Dr. Perl explained that the FLT3 gene is mutated in about one-third of the AML cases diagnosed in the United States. Patients with relapsed or refractory FLT3-mutated AML have a particularly poor prognosis, with standard chemotherapy regimens yielding low remission rates and any remissions achieved lasting a short duration, he said.

ADMIRAL Trial

ADMIRAL was a randomized, phase III clinical trial designed to determine whether gilteritinib improved survival for patients with relapsed or refractory FLT3-mutated AML compared with standard chemotherapy regimens, which included investigator’s choice of low-dose cytarabine; azacitidine; mitoxantrone, etoposide, and cytarabine; and fludarabine, cytarabine, granulocyte colony-stimulating factor, and idarubicin. Of the 371 patients enrolled in the clinical trial, 247 were randomly assigned to gilteritinib and 124 to standard chemotherapy.

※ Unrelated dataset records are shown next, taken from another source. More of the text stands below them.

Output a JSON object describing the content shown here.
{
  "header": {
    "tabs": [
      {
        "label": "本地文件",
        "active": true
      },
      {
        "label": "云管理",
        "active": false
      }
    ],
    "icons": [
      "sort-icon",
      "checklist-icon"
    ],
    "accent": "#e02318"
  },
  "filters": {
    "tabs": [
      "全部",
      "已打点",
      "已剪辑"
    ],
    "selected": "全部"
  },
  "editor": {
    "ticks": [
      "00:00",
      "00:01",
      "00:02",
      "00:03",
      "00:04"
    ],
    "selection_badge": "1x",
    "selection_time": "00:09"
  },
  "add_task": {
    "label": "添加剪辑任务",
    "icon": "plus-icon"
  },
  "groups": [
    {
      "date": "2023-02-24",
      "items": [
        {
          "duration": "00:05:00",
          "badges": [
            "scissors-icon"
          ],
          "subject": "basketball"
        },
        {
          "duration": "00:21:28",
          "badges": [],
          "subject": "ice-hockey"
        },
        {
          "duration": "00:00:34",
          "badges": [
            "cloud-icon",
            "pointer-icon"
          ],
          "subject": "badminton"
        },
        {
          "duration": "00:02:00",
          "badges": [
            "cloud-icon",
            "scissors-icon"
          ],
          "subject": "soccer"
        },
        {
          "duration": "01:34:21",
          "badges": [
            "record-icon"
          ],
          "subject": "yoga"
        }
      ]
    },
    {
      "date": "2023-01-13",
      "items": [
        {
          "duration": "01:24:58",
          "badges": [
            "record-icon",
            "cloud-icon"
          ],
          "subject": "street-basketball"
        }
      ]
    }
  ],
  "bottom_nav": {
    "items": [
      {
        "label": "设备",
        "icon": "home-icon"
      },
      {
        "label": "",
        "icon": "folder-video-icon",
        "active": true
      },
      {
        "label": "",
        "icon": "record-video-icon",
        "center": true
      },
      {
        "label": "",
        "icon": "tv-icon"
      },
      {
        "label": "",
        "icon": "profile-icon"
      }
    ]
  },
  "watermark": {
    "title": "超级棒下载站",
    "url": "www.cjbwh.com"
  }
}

At the final analysis, patients assigned gilteritinib were found to have a 36% reduction in risk of death compared with those assigned standard chemotherapy. Median overall survival was 9.3 months for those assigned gilteritinib vs 5.6 months for those assigned standard chemotherapy. The 1-year survival rate was 37.1% in the gilteritinib-treated group compared with 16.7% among those receiving standard chemotherapy.

The combined rate of complete remission and complete remission with partial hematologic recovery was 34.0% for those assigned gilteritinib and 15.3% for those assigned standard chemotherapy.

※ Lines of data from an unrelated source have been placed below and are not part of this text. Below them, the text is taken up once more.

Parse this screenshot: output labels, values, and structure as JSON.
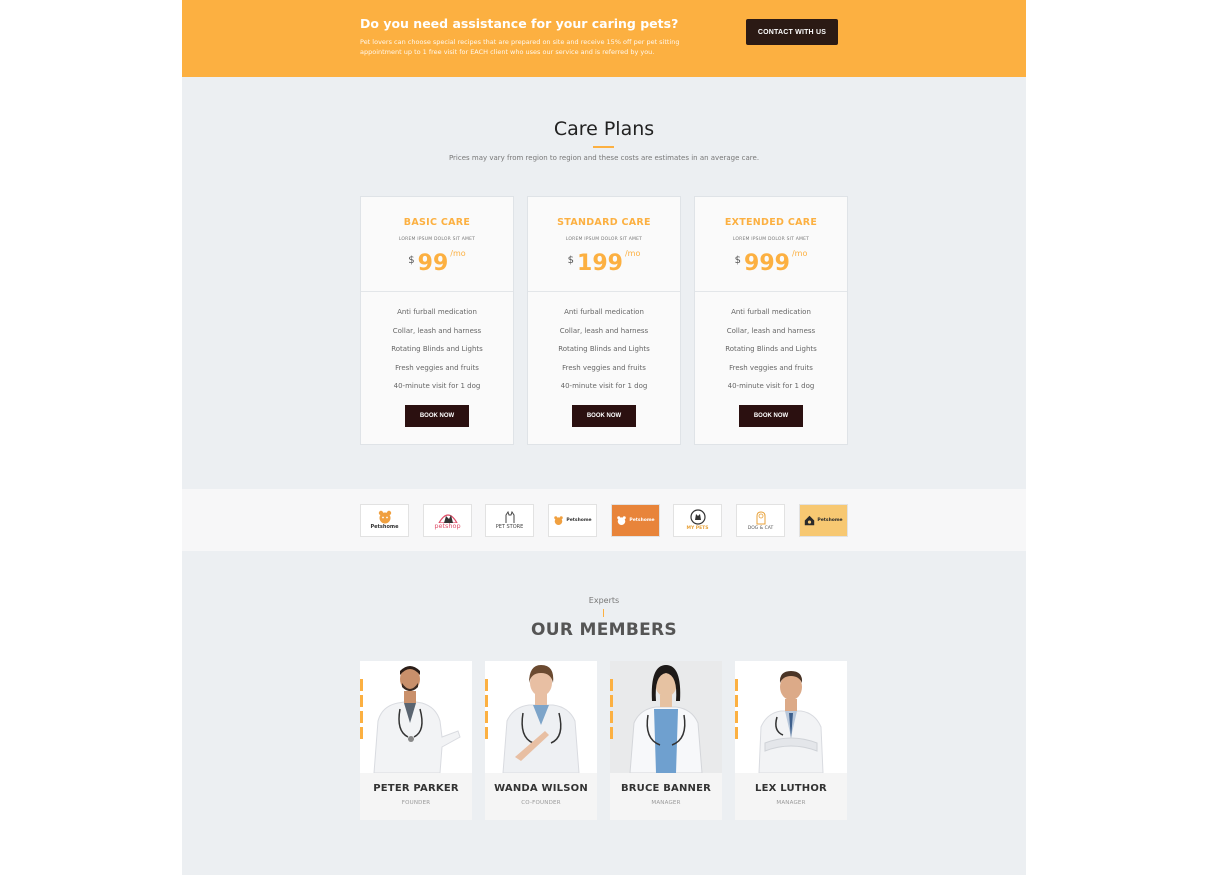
{
  "banner": {
    "title": "Do you need assistance for your caring pets?",
    "text": "Pet lovers can choose special recipes that are prepared on site and receive 15% off per pet sitting appointment up to 1 free visit for EACH client who uses our service and is referred by you.",
    "button": "CONTACT WITH US"
  },
  "plans": {
    "title": "Care Plans",
    "subtitle": "Prices may vary from region to region and these costs are estimates in an average care.",
    "items": [
      {
        "name": "BASIC CARE",
        "sub": "LOREM IPSUM DOLOR SIT AMET",
        "currency": "$",
        "price": "99",
        "per": "/mo",
        "features": [
          "Anti furball medication",
          "Collar, leash and harness",
          "Rotating Blinds and Lights",
          "Fresh veggies and fruits",
          "40-minute visit for 1 dog"
        ],
        "button": "BOOK NOW"
      },
      {
        "name": "STANDARD CARE",
        "sub": "LOREM IPSUM DOLOR SIT AMET",
        "currency": "$",
        "price": "199",
        "per": "/mo",
        "features": [
          "Anti furball medication",
          "Collar, leash and harness",
          "Rotating Blinds and Lights",
          "Fresh veggies and fruits",
          "40-minute visit for 1 dog"
        ],
        "button": "BOOK NOW"
      },
      {
        "name": "EXTENDED CARE",
        "sub": "LOREM IPSUM DOLOR SIT AMET",
        "currency": "$",
        "price": "999",
        "per": "/mo",
        "features": [
          "Anti furball medication",
          "Collar, leash and harness",
          "Rotating Blinds and Lights",
          "Fresh veggies and fruits",
          "40-minute visit for 1 dog"
        ],
        "button": "BOOK NOW"
      }
    ]
  },
  "logos": [
    {
      "name": "Petshome",
      "icon": "pet-face-icon",
      "color": "#e8913a"
    },
    {
      "name": "petshop",
      "icon": "dog-cat-silhouette-icon",
      "color": "#e0506a"
    },
    {
      "name": "PET STORE",
      "icon": "cat-outline-icon",
      "color": "#444444"
    },
    {
      "name": "Petshome",
      "icon": "pet-face-icon",
      "color": "#e8913a"
    },
    {
      "name": "Petshome",
      "icon": "pet-face-icon",
      "color": "#ffffff"
    },
    {
      "name": "MY PETS",
      "icon": "dog-circle-icon",
      "color": "#e8a23a"
    },
    {
      "name": "DOG & CAT",
      "icon": "dog-cat-outline-icon",
      "color": "#555555"
    },
    {
      "name": "Petshome",
      "icon": "pet-house-icon",
      "color": "#2a2a2a"
    }
  ],
  "members": {
    "kicker": "Experts",
    "title": "OUR MEMBERS",
    "items": [
      {
        "name": "PETER PARKER",
        "role": "FOUNDER"
      },
      {
        "name": "WANDA WILSON",
        "role": "CO-FOUNDER"
      },
      {
        "name": "BRUCE BANNER",
        "role": "MANAGER"
      },
      {
        "name": "LEX LUTHOR",
        "role": "MANAGER"
      }
    ]
  },
  "colors": {
    "accent": "#fcb041",
    "dark_button": "#2b1010",
    "section_bg": "#eceff2"
  }
}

“The longest survival in the gilteritinib arm was seen among patients who proceeded to transplant and then resumed gilteritinib thereafter to prevent relapse, but unfortunately, long-term survival was very uncommon on either treatment arm,” said Dr. Perl. “In an effort to further improve long-term outcomes, clinical trials testing gilteritinib in combination with other therapies for relapsed or refractory FLT3-mutated AML and testing gilteritinib as frontline therapy for newly diagnosed patients have already been launched.”

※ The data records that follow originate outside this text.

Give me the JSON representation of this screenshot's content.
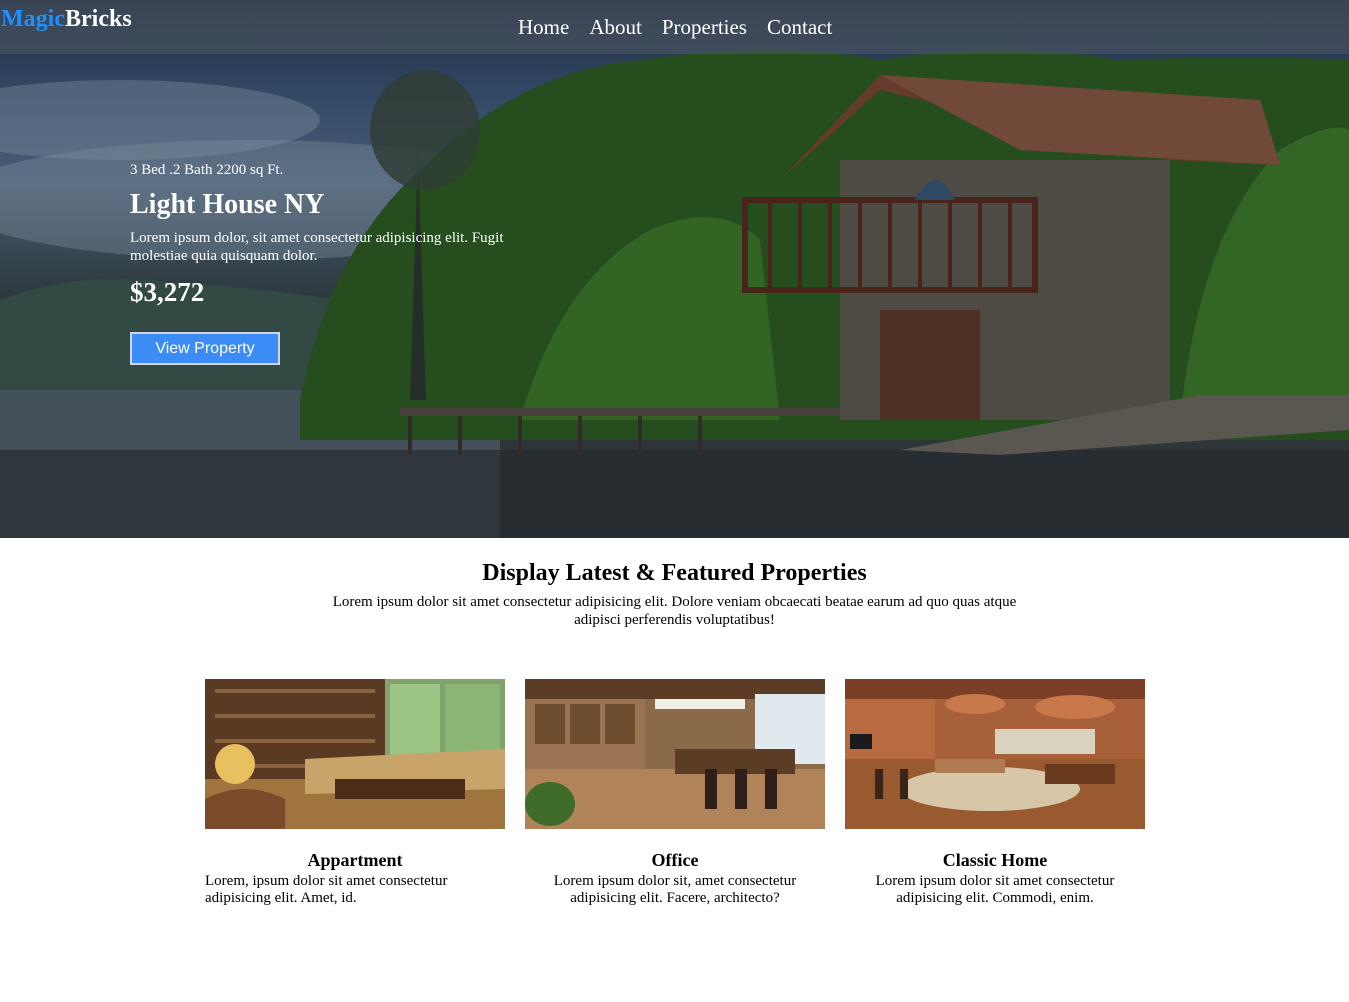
{
  "brand": {
    "part1": "Magic",
    "part2": "Bricks"
  },
  "nav": {
    "items": [
      "Home",
      "About",
      "Properties",
      "Contact"
    ]
  },
  "hero": {
    "meta": "3 Bed .2 Bath 2200 sq Ft.",
    "title": "Light House NY",
    "description": "Lorem ipsum dolor, sit amet consectetur adipisicing elit. Fugit molestiae quia quisquam dolor.",
    "price": "$3,272",
    "button": "View Property"
  },
  "section": {
    "title": "Display Latest & Featured Properties",
    "description": "Lorem ipsum dolor sit amet consectetur adipisicing elit. Dolore veniam obcaecati beatae earum ad quo quas atque adipisci perferendis voluptatibus!"
  },
  "cards": [
    {
      "title": "Appartment",
      "description": "Lorem, ipsum dolor sit amet consectetur adipisicing elit. Amet, id."
    },
    {
      "title": "Office",
      "description": "Lorem ipsum dolor sit, amet consectetur adipisicing elit. Facere, architecto?"
    },
    {
      "title": "Classic Home",
      "description": "Lorem ipsum dolor sit amet consectetur adipisicing elit. Commodi, enim."
    }
  ],
  "colors": {
    "brand_blue": "#1e90ff",
    "button_blue": "#3b8cf6"
  }
}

According to Dr. Perl, the main limitation of the study is that the standard front-line treatment for FLT3-mutated AML changed during enrollment to the ADMIRAL trial, because the FDA approved the FLT3-targeted therapeutic midostaurin for this indication in April 2017. Thus, a small minority of patients in both arms received prior FLT3-targeted therapy. It is possible that leukemias that relapsed after or were refractory to front-line treatment that included midostaurin were less dependent on FLT3 for their growth and therefore had less likelihood of responding to gilteritinib, he explained.

Disclosure: This study was funded by Astellas Pharma US Inc. The study authors’ full disclosures can be found at abstractsonline.com.

The content in this post has not been reviewed by the American Society of Clinical Oncology, Inc. (ASCO®) and does not necessarily reflect the ideas and opinions of ASCO®.